FRANKLIN – Work began Thursday to dismantle a two-centuries-old barn that had residents disagreeing for more than a year on what its fate should be.
The structure is a bank barn that was built in the early 1800s. It is so-called because one side is constructed against a hillside so early farmers could enter the second floor from that direction.
The barn was originally part of a working farm, and at one time was occupied by the family – the Kembles – after whom the Village of Kemblesville was named. It currently sits next to the Franklin Township municipal building.
In February 2012, the supervisors determined the building should be either removed or rehabilitated, and they offered the Historic Architecture Review Board four months to develop a case for rehabilitation.
HARB Chairman Paul Lagasse said the board and other advocates for rehabilitation recommended supervisors not proceed with removal because its architecture is consistent with the other structures that represent the founding of the Kemblesville Village. Additionally, it could be rehabilitated without cost to taxpayers, and it would be an appropriate base for a large township building or museum, they said.
Lagasse cited several other locations in the region where old barns have been converted for nature and historic centers and said the location of one along Appleton Road would nicely house a center associated with the three nearby watersheds: Christiana River, Elk Creek and White Clay Creek.
Lagasse said proponents had gathered pledges of $30,000 for the beginning of a restoration. He said they believed they could get grants for a complete project that would not cost the residents anything in taxes.
He criticized supervisors for not working with the preservation group.
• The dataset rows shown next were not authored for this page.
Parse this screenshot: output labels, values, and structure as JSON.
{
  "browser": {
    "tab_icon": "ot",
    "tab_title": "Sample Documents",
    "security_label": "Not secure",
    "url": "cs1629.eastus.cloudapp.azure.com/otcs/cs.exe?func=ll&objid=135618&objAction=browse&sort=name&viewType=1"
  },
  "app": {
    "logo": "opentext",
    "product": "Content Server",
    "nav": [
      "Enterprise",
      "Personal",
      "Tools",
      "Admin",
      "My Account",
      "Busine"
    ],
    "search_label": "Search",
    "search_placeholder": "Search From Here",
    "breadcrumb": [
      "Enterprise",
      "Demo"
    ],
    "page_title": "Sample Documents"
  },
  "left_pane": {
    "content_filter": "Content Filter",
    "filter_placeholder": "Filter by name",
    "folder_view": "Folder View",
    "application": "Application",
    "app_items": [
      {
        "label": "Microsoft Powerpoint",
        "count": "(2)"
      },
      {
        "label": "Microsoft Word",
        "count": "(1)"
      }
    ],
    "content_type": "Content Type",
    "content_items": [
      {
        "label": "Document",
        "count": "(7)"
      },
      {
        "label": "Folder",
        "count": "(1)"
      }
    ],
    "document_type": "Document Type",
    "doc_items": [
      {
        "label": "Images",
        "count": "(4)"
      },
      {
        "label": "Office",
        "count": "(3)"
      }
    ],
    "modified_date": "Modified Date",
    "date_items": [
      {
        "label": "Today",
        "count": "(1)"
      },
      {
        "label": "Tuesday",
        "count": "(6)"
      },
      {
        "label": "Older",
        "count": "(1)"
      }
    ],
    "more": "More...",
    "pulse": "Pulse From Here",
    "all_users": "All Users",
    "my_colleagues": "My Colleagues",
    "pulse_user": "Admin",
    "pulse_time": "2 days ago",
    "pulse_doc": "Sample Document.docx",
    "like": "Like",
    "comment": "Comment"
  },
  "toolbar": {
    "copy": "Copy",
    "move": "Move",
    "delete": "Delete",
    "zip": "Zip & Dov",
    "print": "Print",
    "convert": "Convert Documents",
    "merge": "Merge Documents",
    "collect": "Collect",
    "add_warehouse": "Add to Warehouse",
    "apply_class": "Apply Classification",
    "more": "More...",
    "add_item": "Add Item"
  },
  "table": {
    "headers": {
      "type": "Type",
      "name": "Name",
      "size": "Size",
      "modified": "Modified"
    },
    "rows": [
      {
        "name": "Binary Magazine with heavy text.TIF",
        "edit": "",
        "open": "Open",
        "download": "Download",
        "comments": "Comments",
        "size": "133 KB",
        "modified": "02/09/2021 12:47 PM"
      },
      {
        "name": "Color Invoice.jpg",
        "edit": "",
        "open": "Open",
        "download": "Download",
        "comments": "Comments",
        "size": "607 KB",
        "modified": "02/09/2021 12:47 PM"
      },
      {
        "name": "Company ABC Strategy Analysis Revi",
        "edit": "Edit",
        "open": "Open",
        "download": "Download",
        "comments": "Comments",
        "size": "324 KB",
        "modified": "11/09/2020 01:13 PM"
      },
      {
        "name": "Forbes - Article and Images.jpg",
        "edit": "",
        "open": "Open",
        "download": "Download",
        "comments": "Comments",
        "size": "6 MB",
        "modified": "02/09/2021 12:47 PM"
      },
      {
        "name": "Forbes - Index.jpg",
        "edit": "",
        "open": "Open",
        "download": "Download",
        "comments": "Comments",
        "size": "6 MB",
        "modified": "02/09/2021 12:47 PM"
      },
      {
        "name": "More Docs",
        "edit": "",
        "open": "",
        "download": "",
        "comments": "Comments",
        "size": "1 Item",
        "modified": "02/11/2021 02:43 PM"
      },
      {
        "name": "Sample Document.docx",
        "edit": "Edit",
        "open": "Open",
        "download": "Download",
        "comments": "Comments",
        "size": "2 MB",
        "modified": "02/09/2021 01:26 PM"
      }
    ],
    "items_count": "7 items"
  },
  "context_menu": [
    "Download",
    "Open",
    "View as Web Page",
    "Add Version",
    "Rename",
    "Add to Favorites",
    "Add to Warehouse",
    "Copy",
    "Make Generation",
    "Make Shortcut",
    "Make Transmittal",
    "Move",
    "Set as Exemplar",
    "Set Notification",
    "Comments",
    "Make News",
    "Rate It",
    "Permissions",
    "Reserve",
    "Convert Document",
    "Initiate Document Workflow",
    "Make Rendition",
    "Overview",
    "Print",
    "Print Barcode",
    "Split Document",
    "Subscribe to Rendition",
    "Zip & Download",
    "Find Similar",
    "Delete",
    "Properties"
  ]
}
“They made no attempt to work with us. Any rational person would say that a (certificate of appropriateness to tear down) was not appropriate. When we asked for additional information on the application, we received no clarifications,” he said. “A lot of us are going to be heartsick for a while.”
Supervisors' Chairman John Auerbach said the building was in poor condition for an extended period of time. The roof, siding and other parts have been failing in, and the structure has deteriorated, he said.
Although the vision of restoration proponents was to rebuild or reconfigure the barn as a township office of community center, it would have cost almost $1 million, which he said would have been prohibitive for the township.
“Donations, events and grants cannot come close to funding a project of this scale. Only direct funding by the township appears to provide the amount of funding required,” Auerbach said. Still, the current process of dismantling is being called “re-purposing” because the materials will be reused or recycled.
The barn is made of wood with protective steel on the roof and aluminum on the side. The company chosen to perform the re-purposing is The Barnyard Boys. They are doing the work gratis and paying the township $1,000 in return for taking the materials, which include aluminum siding, steel roofing and wooden frame pieces.
Another contractor, Bill Thompson, has offered to remove the silo and take away the trash and rocks for $3,000, Auerbach said.
“I take no joy in taking this thing down. I have sympathy for the HARB and the historical society. (But) it would have become a money pit for the township,” he said.
When the overall work is finished, probably in the winter, the concrete pad on which the barn sat will be used for mixing salt and no-skid materials for application on the roads in icy weather.